Gabe didn’t bother to beat around the bush. “How much? How much for Heart’s Desire?”
She didn’t so much as twitch. “It’s not for sale.”
He shot to his feet, swearing beneath his breath. “You’re a piece of work, you know that? First you sleep with Benson Winters, Jessa’s former fiancé. Now you’ve found a way to wriggle back into Matilda’s good graces and get your hands on that necklace. Why? What’s your game?”
Her response came just as promptly. “This isn’t a game. It never was.”
He honed in on the bottom line, at least what he considered the bottom line. “I’ll pay you full value for the necklace. More than full value. Money is no object.” As usual, when it came to that damn necklace, every business skill and tactic he’d learned over the past decade vanished like mist beneath the rays of a hot summer sun.
“My price isn’t money.” She waved the discussion aside as though it were of little consequence and offered a cool smile. “I believe you were going to get me a drink?”

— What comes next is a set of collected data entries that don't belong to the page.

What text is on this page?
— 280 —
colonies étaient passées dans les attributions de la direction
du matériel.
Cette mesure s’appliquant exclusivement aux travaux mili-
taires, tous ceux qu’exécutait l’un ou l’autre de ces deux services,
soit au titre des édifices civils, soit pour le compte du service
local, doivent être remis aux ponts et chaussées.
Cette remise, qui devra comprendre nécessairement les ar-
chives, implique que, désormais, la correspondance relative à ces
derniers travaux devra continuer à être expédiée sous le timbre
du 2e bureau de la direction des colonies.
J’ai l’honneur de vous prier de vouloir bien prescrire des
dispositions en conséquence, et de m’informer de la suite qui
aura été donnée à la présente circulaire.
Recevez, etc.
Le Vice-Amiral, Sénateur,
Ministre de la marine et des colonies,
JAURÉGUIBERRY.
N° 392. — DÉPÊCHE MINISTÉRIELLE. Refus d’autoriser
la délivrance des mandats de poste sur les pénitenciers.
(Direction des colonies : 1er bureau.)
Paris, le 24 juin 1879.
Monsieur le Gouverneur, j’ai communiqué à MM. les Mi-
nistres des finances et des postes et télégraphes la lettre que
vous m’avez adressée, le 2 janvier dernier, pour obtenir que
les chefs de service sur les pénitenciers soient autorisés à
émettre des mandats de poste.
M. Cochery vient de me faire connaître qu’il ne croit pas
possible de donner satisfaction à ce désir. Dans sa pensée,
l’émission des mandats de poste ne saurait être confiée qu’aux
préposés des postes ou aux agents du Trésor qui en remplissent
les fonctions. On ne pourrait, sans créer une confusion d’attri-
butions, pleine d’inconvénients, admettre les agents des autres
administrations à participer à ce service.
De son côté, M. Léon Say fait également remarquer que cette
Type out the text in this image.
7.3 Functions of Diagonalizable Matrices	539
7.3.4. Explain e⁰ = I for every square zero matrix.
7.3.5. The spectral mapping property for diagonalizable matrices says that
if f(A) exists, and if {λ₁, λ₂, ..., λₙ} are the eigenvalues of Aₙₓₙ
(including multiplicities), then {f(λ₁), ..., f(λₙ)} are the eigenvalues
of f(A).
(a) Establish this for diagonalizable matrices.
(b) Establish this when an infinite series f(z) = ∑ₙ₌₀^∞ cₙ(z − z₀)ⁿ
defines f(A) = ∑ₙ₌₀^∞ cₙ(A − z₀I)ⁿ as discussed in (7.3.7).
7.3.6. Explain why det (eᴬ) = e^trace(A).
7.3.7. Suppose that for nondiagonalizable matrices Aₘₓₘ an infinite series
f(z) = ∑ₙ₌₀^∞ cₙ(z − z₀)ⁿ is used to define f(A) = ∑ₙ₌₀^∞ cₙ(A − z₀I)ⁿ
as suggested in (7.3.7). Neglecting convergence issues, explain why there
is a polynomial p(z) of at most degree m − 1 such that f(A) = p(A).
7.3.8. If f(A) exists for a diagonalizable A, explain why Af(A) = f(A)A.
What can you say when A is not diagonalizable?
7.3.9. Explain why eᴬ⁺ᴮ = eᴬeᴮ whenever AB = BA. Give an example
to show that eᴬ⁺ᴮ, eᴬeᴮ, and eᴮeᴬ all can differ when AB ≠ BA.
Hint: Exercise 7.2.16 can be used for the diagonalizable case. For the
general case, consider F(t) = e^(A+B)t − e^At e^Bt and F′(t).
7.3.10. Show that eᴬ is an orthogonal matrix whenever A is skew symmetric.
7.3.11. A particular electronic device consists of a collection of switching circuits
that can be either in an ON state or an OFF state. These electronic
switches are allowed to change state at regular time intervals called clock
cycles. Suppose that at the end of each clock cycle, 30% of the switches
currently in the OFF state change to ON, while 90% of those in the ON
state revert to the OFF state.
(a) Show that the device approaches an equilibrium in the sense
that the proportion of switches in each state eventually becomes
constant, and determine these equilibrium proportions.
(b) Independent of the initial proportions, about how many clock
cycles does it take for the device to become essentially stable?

Damn, damn, damn. He’d spent no more than five minutes with the woman and she’d already managed to demolish years of effort to curb his emotions, to keep them walled off and under tight control. It had to be because he wanted her. Because she belonged to him. He stiffened in disbelief. Dear God, what the hell was happening to him?
Without a word, he crossed to a wet bar. “Flat or sparkling?”
“Thank you. It would make a nice change.”
“That’s right.” Ice sang against crystal. “You’ve been hiding out in Europe for the past five years.”
“I haven’t been hiding,” she instantly protested.
Interesting. It would appear he’d managed to hit another hot button. It surprised him that a woman like Kat didn’t have her weaknesses better fortified. “Bull. You hightailed it out of the country within days of the news breaking that you were having an affair with your cousin’s fiancé, senatorial candidate Benson Winters. And you’ve stayed out of the country ever since, not even returning when Jessa and I married, let alone for her funeral.” He handed her the glass, noting with satisfaction that it trembled ever so slightly in her grasp. “But the minute you figure out how to get your hands on Heart’s Desire, you manage to find your way back to Seattle.”
She took a quick sip of water, no doubt to give herself a precious few seconds to regain her equilibrium. “Is that why you’ve repeatedly refused to see me? Because I didn’t attend Jessa’s funeral?”
“It’s as good a reason as any, wouldn’t you agree?”
“If it were true.” She took another restorative sip, before meeting his gaze. “Which it isn’t.”